La solution de l’individualisation
Le premier réflexe doit évidemment consister à éradiquer la violence physique entre les frères et sœurs en leur faisant bien comprendre que ce genre de pratique ne peut avoir lieu eu sein de la famille, avec en menace une punition. Les différends doivent petit à petit se résoudre avec des mots, sans l’intervention constante du père ou de la mère qui doivent éviter de prendre la casquette éternelle de l’arbitre. Plus facile à dire qu’à faire. Mais il suffit parfois de les inciter à expliquer leur point de vue sur ce qui vient de se produire ; puis de leur demander comment ils pensent pouvoir résoudre le conflit… Le deuxième réflexe des parents doit, selon Roseline Lévy Basse, consister à dresser la liste de ce que l’enfant fait toute la journée pour eux et la famille. « Lorsque ses efforts – parfois invisibles – sont reconnus, un dialogue peut s’ouvrir », ajoute la spécialiste. Troisièmement, partir à la chasse aux biais d’éducation… Par exemple, tout répartir de façon égale n’est pas toujours possible et surtout peut conduire à des aberrations. Il importe parfois d’expliquer aux enfants que ce sera parfois le tour du premier d’obtenir quelque chose et, d’autres fois, le tour du second. Mieux vaut être équitable qu’égal, particulièrement s’il existe une différence d’âge entre les enfants. « Introduire des différences peut s’avérer nécessaire. Je demande souvent que le coucher diffère un peu lorsque les frères ont deux-trois ans d’écart, afin de bien déterminer la place de l’aîné », illustre Sabine Achard. Accoler des étiquettes reste la plus grande erreur. « Dans l’esprit de nos parents, j’étais le plus costaud, celui qui faisait du rugby et ma sœur Léa était la plus timide et la plus intelligente. Et jamais il ne nous serait venu à l’idée de dépasser les périmètres qu’ils nous avaient définis, de sortir de nos zones respectives de confort », se remémore Yann Levesque. Chaque enfant se retrouve coincé dans un rôle attribué, ressentant la pression, le non-droit à l’échec qui serait synonyme de déception pour la famille.

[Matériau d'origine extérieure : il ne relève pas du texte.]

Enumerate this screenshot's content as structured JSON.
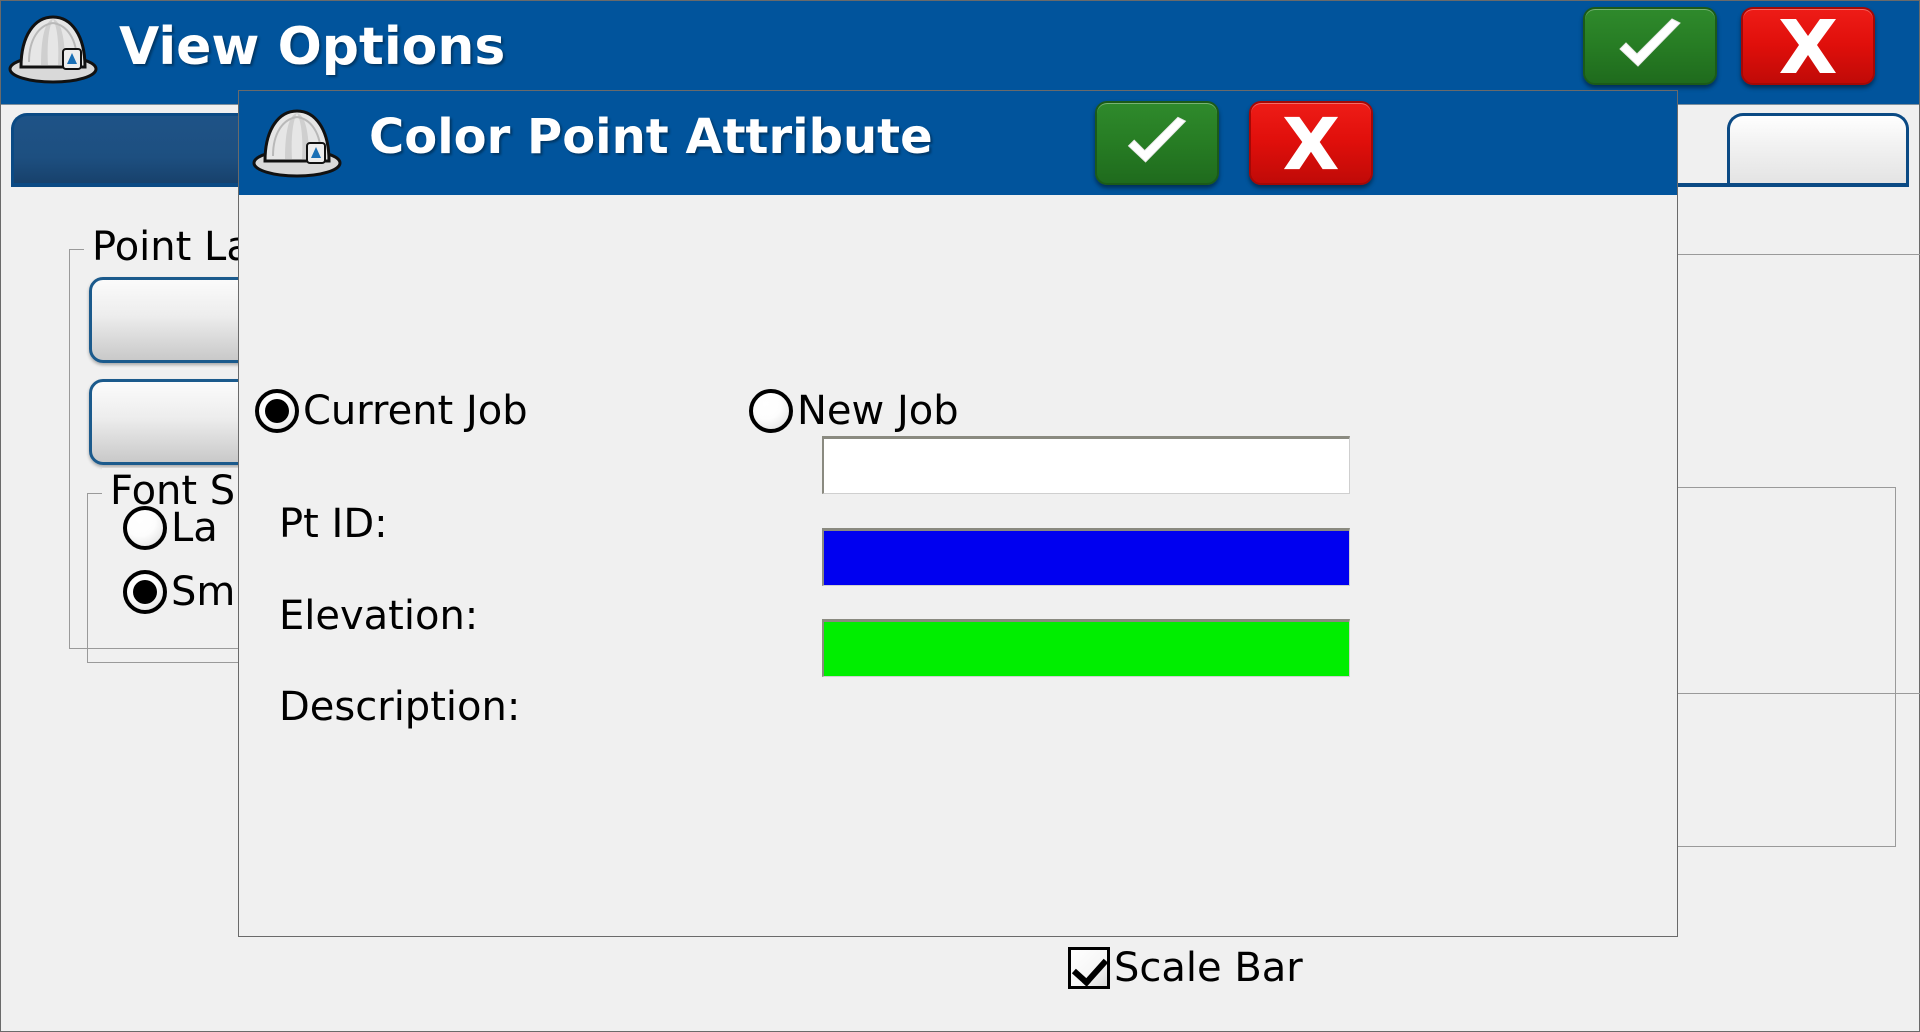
{
  "main_window": {
    "title": "View Options",
    "icon": "hardhat-icon",
    "confirm_label": "OK",
    "cancel_label": "Cancel",
    "confirm_icon": "check-icon",
    "cancel_icon": "x-icon",
    "tabs": [
      {
        "label": "",
        "state": "active"
      },
      {
        "label": "",
        "state": "inactive"
      }
    ],
    "groups": [
      {
        "title": "Point La",
        "full_title": "Point Labels"
      },
      {
        "title": "Font Si",
        "full_title": "Font Size"
      }
    ],
    "buttons": [
      {
        "label": ""
      },
      {
        "label": ""
      }
    ],
    "font_size_options": [
      {
        "label": "La",
        "full_label": "Large",
        "selected": false
      },
      {
        "label": "Sm",
        "full_label": "Small",
        "selected": true
      }
    ],
    "scale_bar": {
      "label": "Scale Bar",
      "checked": true
    }
  },
  "dialog": {
    "title": "Color Point Attribute",
    "icon": "hardhat-icon",
    "confirm_label": "OK",
    "cancel_label": "Cancel",
    "confirm_icon": "check-icon",
    "cancel_icon": "x-icon",
    "job_options": [
      {
        "label": "Current Job",
        "selected": true
      },
      {
        "label": "New Job",
        "selected": false
      }
    ],
    "fields": [
      {
        "label": "Pt ID:",
        "color": "#ffffff"
      },
      {
        "label": "Elevation:",
        "color": "#0000f0"
      },
      {
        "label": "Description:",
        "color": "#00ee00"
      }
    ]
  },
  "colors": {
    "titlebar_blue": "#01549C",
    "panel_gray": "#f0f0f0",
    "tab_border_blue": "#0b4a84",
    "confirm_green": "#277d24",
    "cancel_red": "#e00f0b"
  }
}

Pour autant frères et sœurs ne sont pas un tout général. à la question « qui aimez-vous le plus ? », mieux vaut répondre « chacun de vous est spécial pour nous » plutôt que « nous vous aimons tous autant ». L’individualisation est essentielle. Sans surprise, les parents les plus inspirés sont ceux qui facilitent la communication avec chacun de leurs enfants. « Les réunions de famille autour d’une table sont essentielles, pour que chacun évoque son ressenti et que les frères et sœurs entendent celui qui se plaint », insiste Sabine Achard, également adepte des moments passés en tête-à-tête avec l’enfant jaloux. Couper la fratrie peut aussi être crucial. « Un temps de jeu et de discussion vaut mieux que tous les avertissements, conseils ou menaces. C’est également un moment qui lui permettra de verbaliser son agressivité », ajoute l’experte.
Une chance malgré tout
Les conflits entre frères et sœurs sont désagréables et souvent inévitables, mais la manière avec laquelle ils sont résolus dans le temps constitue un apprentissage de vie. Pour les parents, il ne sert à rien de chercher à ce que leurs enfants s’aiment coûte que coûte ou soient « amis » ; mieux vaut organiser le cadre qui va les encourager à reconnaître leurs différences et à les surmonter. Et la plupart du temps, l’amour fraternel s’invite dans le foyer…
Julien Tarby
(1) Jalousies et rivalités entre frères et sœurs, d’Adèle Faber et Elaine Mazlish, éd. Stock, 2003.